Q1: Seems you really want to concentrate the energy on as small an area as possible. In order to transfer the heat from the collector to the water either the water will need to dwell a long time or the collector temperature needs to be very high. I'm not creating steam either but the dwell time needed to be pretty slow even though the dish focused a spot hot enough to burn wood in a matter of a second or two. That was taking water from 78F to about 82F.

Q2: I'm sure a near approximation would be fine but it seems like you would still want to focus on the surface of the pipe.

Q3: Most cold weather installs that I have looked at have very little exposed pipe. The exchanger might be exposed but that'd be about it.

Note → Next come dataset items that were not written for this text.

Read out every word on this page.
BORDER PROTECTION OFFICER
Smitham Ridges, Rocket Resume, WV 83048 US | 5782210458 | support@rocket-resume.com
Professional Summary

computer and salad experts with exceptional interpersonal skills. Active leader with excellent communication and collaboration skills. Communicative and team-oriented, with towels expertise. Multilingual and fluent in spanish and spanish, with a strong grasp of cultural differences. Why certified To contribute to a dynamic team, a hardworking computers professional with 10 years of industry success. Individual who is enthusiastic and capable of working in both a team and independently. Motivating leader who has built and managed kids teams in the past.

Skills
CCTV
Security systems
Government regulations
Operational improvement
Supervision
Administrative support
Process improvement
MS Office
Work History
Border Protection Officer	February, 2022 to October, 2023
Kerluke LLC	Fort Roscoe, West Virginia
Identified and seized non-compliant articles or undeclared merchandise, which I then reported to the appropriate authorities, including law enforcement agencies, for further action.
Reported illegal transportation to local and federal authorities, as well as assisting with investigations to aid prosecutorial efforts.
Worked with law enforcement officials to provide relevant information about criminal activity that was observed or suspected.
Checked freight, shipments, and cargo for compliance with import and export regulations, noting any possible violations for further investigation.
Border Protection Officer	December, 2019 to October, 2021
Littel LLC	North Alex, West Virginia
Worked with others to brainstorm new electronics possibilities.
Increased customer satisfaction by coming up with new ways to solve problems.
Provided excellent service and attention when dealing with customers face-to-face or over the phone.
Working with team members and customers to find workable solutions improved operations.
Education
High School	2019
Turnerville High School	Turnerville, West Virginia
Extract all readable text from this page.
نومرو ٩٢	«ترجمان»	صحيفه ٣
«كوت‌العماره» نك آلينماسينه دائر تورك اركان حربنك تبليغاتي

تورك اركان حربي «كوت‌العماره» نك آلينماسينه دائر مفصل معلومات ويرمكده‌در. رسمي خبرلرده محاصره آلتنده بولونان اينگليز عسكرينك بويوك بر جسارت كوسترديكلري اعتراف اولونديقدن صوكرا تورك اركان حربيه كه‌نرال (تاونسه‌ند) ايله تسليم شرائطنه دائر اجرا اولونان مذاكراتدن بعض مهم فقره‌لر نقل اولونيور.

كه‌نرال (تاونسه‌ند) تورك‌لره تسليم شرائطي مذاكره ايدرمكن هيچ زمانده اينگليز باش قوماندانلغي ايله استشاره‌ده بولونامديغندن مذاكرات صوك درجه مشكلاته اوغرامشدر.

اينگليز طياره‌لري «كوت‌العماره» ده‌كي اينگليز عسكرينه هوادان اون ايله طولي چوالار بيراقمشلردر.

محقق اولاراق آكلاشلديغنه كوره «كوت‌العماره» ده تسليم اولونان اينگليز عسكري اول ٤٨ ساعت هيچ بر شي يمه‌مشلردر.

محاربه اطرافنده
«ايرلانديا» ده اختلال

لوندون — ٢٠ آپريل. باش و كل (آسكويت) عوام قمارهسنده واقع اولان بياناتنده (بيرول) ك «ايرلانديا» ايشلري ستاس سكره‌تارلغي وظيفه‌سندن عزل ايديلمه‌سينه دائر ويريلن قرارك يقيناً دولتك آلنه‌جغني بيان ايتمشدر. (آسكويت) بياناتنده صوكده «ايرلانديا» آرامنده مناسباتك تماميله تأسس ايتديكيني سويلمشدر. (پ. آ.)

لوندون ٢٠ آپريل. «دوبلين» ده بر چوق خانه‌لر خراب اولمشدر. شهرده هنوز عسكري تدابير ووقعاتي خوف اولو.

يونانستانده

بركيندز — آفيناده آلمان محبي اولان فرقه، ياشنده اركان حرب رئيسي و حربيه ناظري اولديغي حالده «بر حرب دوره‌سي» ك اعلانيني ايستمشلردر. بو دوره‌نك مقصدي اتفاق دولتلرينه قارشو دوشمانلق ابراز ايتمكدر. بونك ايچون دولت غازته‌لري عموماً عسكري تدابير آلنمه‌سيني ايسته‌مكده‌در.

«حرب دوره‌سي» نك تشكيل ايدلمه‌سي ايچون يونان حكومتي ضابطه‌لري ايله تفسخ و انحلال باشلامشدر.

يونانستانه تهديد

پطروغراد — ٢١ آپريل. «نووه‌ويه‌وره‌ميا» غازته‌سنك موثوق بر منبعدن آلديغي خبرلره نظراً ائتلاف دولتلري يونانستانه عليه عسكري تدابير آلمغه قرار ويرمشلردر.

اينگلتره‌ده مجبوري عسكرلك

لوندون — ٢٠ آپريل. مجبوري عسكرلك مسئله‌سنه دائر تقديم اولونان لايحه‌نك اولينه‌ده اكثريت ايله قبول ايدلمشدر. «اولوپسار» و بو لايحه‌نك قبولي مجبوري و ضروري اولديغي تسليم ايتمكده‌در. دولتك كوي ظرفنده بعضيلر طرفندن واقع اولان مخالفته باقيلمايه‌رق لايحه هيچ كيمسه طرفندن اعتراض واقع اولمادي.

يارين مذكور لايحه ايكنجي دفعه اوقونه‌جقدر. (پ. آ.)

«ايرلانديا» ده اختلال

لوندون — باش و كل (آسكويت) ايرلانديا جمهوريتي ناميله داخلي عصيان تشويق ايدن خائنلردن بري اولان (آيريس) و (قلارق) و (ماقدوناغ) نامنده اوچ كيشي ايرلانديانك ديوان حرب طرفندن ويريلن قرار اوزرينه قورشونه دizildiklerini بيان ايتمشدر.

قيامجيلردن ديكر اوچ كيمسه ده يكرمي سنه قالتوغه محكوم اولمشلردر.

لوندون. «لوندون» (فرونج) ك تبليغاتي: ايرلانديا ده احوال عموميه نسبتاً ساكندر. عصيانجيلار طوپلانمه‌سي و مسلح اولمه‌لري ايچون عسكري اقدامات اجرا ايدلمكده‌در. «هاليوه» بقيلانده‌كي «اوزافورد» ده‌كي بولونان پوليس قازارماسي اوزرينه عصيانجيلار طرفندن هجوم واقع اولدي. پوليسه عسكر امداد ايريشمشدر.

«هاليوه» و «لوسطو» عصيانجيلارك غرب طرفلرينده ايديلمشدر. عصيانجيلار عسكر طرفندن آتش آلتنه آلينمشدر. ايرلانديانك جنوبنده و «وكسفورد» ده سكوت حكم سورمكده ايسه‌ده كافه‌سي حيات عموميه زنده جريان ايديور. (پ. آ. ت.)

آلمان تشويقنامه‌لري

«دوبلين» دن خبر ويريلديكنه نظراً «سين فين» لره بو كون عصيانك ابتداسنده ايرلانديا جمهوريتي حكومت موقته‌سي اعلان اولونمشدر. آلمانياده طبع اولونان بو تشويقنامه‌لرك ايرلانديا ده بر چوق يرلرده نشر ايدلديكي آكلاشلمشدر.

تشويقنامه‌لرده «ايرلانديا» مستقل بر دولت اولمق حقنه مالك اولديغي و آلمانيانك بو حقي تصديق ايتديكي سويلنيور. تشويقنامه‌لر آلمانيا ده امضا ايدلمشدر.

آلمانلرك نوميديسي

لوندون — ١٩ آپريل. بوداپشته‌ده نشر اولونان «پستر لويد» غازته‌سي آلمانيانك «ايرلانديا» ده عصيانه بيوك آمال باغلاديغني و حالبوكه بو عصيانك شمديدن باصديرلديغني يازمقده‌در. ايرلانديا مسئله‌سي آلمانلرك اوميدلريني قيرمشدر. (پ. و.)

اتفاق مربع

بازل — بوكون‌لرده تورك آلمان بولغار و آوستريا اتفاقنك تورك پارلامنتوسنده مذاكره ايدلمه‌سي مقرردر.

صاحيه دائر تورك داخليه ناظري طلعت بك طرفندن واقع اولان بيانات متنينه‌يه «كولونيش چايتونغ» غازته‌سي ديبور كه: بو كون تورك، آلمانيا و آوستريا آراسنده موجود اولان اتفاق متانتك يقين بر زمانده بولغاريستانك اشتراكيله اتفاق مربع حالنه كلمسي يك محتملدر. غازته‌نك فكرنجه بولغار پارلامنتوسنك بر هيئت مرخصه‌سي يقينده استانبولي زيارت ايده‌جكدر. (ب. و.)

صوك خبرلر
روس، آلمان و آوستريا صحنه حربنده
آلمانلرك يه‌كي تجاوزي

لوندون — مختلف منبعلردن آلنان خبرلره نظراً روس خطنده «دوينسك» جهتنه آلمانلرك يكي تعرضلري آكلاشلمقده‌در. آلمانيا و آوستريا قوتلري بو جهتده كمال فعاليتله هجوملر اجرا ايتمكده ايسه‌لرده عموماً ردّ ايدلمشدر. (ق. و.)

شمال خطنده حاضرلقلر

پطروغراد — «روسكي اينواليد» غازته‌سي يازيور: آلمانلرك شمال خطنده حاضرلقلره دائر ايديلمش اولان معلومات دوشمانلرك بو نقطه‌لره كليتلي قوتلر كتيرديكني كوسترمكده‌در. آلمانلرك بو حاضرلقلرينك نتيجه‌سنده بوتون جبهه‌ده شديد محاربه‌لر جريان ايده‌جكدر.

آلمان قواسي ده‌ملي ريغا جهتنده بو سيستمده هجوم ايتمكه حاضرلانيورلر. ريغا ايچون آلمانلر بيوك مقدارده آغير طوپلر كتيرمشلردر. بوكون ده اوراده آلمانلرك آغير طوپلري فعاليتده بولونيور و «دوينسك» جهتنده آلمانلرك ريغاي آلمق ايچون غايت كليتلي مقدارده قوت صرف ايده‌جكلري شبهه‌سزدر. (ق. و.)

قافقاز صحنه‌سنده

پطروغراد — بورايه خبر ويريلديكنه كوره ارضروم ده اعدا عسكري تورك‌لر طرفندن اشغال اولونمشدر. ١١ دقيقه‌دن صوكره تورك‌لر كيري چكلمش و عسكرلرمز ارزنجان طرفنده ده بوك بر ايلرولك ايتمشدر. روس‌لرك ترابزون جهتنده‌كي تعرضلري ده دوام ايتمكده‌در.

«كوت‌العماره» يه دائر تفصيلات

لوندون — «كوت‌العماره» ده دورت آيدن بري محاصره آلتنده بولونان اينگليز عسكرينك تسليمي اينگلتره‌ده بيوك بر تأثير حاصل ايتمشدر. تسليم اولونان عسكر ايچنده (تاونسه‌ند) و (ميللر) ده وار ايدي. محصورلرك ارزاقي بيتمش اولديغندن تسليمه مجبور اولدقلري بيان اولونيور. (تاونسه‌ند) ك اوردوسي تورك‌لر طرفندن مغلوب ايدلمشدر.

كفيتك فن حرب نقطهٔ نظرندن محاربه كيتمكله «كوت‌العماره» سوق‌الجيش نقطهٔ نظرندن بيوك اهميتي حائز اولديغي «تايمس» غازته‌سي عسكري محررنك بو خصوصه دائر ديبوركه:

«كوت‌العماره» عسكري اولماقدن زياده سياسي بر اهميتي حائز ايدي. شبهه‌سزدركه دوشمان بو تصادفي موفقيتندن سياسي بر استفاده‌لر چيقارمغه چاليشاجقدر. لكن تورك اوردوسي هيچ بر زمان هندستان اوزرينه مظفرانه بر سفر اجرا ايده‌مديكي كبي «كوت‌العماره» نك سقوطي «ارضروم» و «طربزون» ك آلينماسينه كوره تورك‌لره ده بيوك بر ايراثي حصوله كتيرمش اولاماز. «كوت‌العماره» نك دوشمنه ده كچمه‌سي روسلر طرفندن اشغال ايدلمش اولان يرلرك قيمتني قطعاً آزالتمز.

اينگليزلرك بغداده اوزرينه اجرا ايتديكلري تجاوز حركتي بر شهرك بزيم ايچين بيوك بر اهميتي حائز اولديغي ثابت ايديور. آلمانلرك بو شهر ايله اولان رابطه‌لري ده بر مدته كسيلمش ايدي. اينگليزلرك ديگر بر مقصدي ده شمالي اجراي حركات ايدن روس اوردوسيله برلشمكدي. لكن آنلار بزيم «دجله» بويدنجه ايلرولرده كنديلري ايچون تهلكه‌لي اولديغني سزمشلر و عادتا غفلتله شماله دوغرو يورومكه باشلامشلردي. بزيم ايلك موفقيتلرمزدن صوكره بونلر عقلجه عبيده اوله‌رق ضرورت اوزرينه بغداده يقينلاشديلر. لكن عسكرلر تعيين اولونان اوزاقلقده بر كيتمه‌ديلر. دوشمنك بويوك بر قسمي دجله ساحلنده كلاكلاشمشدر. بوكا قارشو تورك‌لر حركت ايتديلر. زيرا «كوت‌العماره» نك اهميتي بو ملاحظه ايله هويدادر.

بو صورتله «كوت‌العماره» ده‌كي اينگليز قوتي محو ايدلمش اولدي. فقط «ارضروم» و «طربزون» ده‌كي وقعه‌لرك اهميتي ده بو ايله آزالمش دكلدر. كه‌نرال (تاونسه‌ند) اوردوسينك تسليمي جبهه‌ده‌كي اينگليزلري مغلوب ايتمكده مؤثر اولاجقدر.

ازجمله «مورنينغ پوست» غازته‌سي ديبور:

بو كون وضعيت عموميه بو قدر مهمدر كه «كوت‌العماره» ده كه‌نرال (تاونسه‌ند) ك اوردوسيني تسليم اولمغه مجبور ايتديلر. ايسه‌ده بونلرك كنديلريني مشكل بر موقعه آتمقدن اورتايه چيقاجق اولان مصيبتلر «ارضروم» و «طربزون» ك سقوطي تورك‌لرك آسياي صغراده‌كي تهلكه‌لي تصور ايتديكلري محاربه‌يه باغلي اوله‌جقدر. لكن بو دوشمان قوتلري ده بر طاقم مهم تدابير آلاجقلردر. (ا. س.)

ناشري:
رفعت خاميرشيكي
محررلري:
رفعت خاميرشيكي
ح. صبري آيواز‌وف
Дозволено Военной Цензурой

Anything that passes IR and near IR.

I'll be surprised if someone doesn't pop up with some calculations for energy/area etc. but there's a start!

Harold
SW2012 SP2.0 OPW2012 SP2.0 Win 7 Ultimate
BOXX 8550 Xtreme Dual Xeon 5680 @4.2Ghz
nVidia Quadro 4000
 
Q1 -- there may just be practicality issues, i.e., cantilevered weight of piping to be moved around, particularly when filled with water. Additionally, relative to Q3, cold climate tables in MIL-STD-310 discount solar radiation altogether, so assuming that it's, say, 25% of best case, then spreading out the energy and having a fat pipe would really kill the efficiency. And actually, that same argument would apply even in the desert; the peak insolation is only for a couple hours a day. At 4 hrs on either side of the peak, the insolation drops to about 1/2 of the peak, so whatever design one comes up with, it needs to take that into account. In order to squeeze out every joule possible, the energy transfer efficiency needs to be as high as possible in the two hours after sunrise and before sunset. That alone could probably justify the skinny pipe approach.

Q2 -- that would depend on the designer and what requirements he was given; one obvious thing would be the ability to possibly use a spherical section or a non-imaging design (but that's more complicated).